I am interested in textiles, especially clothing. Fabric preserves the essence of its maker; traces of the wearer become entwined with the warp and weft, allowing physical objects to become containers for memory.
This interest in fabric and embroidery started with some family heirlooms: a collection of beautiful and intricate Irish white work hand made by female relations. More recently, an embroidered christening robe that has been in my family for over hundred years inspired a major body of work. Through this work I examined my family links and ties to the past. I examined how delicate life is, and how the states of birth and death can be similar in their fragility and vulnerability. This body of work grew and developed to encompass many other thoughts and feelings, and I realized that these ‘little dresses’ could be interpreted in a variety of ways by both the viewer and maker.

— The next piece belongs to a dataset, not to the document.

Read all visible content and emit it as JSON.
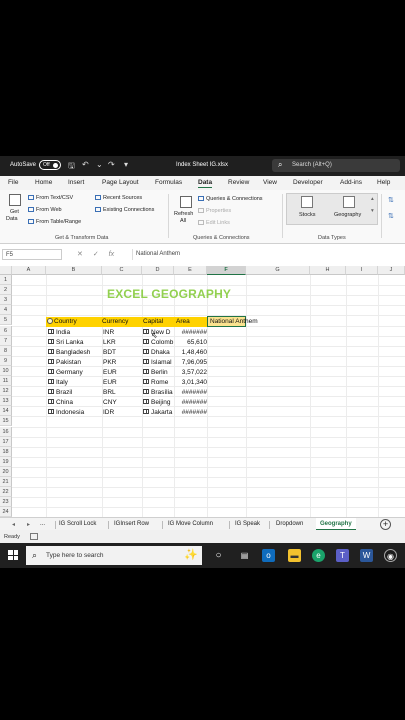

The universal themes of birth and death are still woven through my work, yet I am increasingly starting to explore how clothing acts like a second skin, and how these items are inexplicably interlaced with narrative. ‘Empty’ dresses hang like skeletons in our closets, bound with the memories the (absent) body still holds inside.
Glass, for me, is the perfect medium to encapsulate these transient notions. Glass offers endless sculptural possibilities and is full of contradictions- a mirror of life itself. The process of making is intrinsic to my practice and I am fascinated by the interface created when glass is used in conjunction with other processes and techniques, for example photography, printmaking and textiles.